In the first of a two-part series, we look back at the past year at Bristow & Sutor and consider the significant moments, challenges and successes along the way.
This year has proved above all else that with a sensitive and pragmatic attitude applied, there is no reason why debt recovery responses cannot succeed, even at time of crisis. At Bristow & Sutor, our response to COVID-19 was agile and flexible, without making sweeping changes to the way we work. Like many successful companies, we are proud of the way we operate. Drastic change was unnecessary and ‘business as usual’ was our ethos wherever this was possible.
Whilst coronavirus will forever be associated with 2020, there have been many fantastic achievements worth remembering. The business has achieved many significant contacts all over the country and is especially pleased to have been selected for the provisions of services by Transport for London (TfL). Since May, we have been collecting unpaid Penalty Charge Notices at warrant stage for all road charging schemes and also traffic enforcement contraventions. This has resulted in the production and implementation of new letters, business rules, action codes and reports. Bristow & Sutor employees have adapted their own processes to fully immerse themselves in the TfL way of working, strategically positioning their service delivery to reflect an extension of the iconic TfL brand.

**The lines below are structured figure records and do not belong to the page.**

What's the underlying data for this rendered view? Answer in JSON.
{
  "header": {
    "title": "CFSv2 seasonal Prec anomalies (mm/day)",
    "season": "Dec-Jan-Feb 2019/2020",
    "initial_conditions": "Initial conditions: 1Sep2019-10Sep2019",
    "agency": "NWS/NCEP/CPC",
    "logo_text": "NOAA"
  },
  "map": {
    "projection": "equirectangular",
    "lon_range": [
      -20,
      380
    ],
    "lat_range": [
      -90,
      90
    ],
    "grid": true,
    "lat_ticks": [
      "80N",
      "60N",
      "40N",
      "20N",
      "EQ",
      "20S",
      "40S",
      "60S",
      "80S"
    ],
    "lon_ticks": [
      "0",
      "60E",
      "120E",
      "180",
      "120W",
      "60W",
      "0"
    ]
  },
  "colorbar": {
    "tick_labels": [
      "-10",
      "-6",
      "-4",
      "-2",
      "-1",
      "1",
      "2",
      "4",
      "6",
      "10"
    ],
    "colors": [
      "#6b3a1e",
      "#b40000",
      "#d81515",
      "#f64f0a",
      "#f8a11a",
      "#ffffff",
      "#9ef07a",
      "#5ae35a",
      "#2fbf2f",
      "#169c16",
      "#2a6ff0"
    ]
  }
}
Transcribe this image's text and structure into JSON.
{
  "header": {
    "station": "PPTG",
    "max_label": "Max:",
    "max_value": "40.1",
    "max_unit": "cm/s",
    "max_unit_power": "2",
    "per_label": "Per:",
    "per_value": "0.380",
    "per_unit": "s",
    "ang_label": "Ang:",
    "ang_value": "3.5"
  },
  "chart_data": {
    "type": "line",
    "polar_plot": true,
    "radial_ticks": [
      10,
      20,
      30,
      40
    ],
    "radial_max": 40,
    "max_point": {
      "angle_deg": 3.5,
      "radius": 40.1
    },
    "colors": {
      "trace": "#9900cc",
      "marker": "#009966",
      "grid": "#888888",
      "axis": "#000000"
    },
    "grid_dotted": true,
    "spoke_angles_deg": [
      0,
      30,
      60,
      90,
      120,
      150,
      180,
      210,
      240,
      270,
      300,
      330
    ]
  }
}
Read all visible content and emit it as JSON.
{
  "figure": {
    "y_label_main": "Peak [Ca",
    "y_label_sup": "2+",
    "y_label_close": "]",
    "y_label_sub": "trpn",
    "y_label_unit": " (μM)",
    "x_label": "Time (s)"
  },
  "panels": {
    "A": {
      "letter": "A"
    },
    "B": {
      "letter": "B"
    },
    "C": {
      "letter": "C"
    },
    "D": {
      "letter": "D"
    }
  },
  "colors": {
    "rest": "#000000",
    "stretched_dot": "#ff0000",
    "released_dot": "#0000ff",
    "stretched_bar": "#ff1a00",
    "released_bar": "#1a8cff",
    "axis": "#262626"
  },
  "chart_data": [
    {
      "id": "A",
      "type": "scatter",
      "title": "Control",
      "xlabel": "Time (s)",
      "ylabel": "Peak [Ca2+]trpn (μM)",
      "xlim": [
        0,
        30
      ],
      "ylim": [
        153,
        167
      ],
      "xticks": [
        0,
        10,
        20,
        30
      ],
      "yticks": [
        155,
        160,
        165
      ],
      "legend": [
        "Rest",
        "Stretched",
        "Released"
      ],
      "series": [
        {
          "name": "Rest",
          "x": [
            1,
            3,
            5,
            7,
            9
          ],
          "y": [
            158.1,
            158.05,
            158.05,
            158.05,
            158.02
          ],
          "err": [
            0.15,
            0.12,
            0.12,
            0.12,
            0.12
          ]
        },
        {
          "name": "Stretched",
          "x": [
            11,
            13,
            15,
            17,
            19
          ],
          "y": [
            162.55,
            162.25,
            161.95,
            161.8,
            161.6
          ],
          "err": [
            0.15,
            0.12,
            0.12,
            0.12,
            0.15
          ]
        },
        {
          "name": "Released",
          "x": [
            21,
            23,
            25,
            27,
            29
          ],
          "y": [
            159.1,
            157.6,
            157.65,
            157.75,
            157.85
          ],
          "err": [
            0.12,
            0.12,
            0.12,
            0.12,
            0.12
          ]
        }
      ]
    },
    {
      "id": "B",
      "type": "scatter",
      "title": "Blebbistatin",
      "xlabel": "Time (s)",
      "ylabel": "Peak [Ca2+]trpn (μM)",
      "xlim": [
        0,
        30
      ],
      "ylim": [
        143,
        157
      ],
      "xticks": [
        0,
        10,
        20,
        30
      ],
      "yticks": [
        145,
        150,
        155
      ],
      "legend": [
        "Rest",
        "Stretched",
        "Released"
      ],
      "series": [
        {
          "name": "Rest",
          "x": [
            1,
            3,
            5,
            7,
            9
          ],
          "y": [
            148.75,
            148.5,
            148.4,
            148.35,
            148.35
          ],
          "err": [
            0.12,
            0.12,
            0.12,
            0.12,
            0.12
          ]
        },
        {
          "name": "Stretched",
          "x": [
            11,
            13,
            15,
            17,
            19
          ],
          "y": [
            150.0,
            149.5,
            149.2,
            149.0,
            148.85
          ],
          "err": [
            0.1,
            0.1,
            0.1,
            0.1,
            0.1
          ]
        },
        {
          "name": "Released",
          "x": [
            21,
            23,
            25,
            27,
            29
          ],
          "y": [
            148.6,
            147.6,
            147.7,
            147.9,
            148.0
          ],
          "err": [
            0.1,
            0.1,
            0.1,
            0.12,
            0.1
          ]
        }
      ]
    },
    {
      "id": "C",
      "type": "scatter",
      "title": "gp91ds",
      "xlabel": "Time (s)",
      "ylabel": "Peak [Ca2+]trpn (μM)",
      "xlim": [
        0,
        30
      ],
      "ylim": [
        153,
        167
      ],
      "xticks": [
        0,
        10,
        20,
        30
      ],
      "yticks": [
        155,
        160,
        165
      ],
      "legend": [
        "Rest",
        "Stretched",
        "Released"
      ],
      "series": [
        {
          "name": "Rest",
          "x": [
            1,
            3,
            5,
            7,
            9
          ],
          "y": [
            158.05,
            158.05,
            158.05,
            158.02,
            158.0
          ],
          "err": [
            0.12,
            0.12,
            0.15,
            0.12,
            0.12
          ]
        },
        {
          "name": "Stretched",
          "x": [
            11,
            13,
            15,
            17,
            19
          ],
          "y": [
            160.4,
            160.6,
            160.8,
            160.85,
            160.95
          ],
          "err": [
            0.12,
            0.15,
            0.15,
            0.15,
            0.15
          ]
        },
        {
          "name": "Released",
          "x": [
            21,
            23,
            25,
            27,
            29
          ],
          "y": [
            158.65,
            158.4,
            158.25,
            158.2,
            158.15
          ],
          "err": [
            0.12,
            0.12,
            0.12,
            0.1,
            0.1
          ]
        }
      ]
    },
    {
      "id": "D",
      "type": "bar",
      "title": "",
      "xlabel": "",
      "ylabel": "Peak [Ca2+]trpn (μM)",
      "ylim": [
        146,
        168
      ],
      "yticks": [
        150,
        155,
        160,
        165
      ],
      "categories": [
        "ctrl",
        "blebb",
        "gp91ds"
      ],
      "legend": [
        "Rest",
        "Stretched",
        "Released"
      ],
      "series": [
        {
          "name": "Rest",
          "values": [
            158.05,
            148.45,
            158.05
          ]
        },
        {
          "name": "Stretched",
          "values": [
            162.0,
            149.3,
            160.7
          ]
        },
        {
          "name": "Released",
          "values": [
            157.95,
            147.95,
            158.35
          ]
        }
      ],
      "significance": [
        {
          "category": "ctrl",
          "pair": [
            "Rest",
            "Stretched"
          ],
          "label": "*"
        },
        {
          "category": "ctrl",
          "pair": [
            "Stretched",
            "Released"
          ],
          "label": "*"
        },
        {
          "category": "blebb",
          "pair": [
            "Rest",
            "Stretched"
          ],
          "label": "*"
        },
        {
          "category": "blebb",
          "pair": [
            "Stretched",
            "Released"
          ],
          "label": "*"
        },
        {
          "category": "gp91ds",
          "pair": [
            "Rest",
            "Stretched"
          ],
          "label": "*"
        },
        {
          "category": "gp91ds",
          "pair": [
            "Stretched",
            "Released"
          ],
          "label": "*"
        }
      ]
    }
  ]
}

Many of our employees have gone above and beyond this year to ensure ongoing safety and success. Throughout the coronavirus lockdown, role responsibilities and accountabilities have adapted flexibly and continue to do so as we react and respond to changes in Government advice, rules and policy. We undertook a massive mobilisation exercise in March to help staff work from home during the first lockdown and rolled out a brand-new contact centre. Thanks to our ongoing investment in innovative technology systems and software development, we were prepared to remain operational and contactable with no disruption to customer service. Portals, apps, emails, telephone lines and debt recovery tools have remained entirely accessible for debtors.
Initially, we were faced with a team of directly employed enforcement agents (EAs) who were unable to conduct any visits, but thankfully, were able to utilise the Government Job Retention Scheme and furlough these members of staff; topping up their salary ourselves to represent full pay. As a business, we have always championed a direct model of employment, but this was an unexpected benefit of operating in this manner. Jobs were retained and clients could safely expect an experienced team ready to return when the time was right. This also led to us being able to resume recruitment activity whilst the first lockdown was still in place and begin hiring for trainee EAs, Collection Officers and several other roles within the business. Collections and enforcement agencies may have been on the front-line of businesses affected by social distancing measures, but growth has remained an integral part of our future strategy.
All of our furloughed EA staff continued to receive training and certification throughout the summer months, meaning they were ready to work again as soon as visits were permitted to resume at the end of August. This was of huge benefit to local authorities who could not afford a further backlog of cases when income is vital to funding essential local services. All staff at Bristow & Sutor were also encouraged to undertake an e-learning course on Mental Health Awareness through iHasco. The business invested in more trained Mental Health First Aid staff as we recognised the importance of increased well-being support, especially in light of the global pandemic.
Civil Enforcement agencies have not always been known for their cohesive nature, but we have seen this in abundance across the industry since the onset of COVID-19. The Taking Control of Goods and Certification of Enforcement Agents (Amendment) (Coronavirus) Regulations 2020, laid before parliament in April, directly impacted every Civil Enforcement agency. Lead by the advice and guidance of CIVEA, a unified and collective approach was adopted and rolled out for the good of all firms, employees, clients, debtors and the general public. This included adhering to a Post-Lockdown Support Plan that outlined appropriate ongoing contact with debtors and re-engagement advice. From Monday 20th July, we began supplying reconnection letters to debtors, allowing them to set up flexible payment arrangements and discuss changing circumstances before services recommenced on Monday 24th August.
There has arguably never been a more important time for Council's to achieve support for enforcement activity as there has been in 2020, to help fill the holes left by the loss of revenue streams, the additional pressure of reduced NDR income and provide increased support to those impacted financially by the coronavirus pandemic. Fortunately, the key to resolving an outstanding debt is and always has been, good communication. With care and consideration, we have continued to achieve this successfully, even during an unprecedented five-month period of no EA visits.
The fair treatment and support of the vulnerable is embedded into the Bristow & Sutor company culture and this remains a driving force behind our direct employment model and comprehensive training initiatives. As a business, we have always supported and considered the unique circumstances of every debtor. It remains more important than ever that we continue to act in this way, as the reality of the coronavirus is that vulnerable cases and financial hardship will continue to affect people in 2021 and beyond. Whilst it is important to acknowledge that more people could find themselves facing difficult circumstances, the skills and techniques required to handle these scenarios remains the same.
Bristow & Sutor successfully collected over £8million for its clients during the lockdown the first lockdown and no complaints were received from debtors in that timeframe. Nearly all of our clients have changed how they do things in some way during 2020, meaning we have had to remain agile and willing to adapt to many bespoke methods.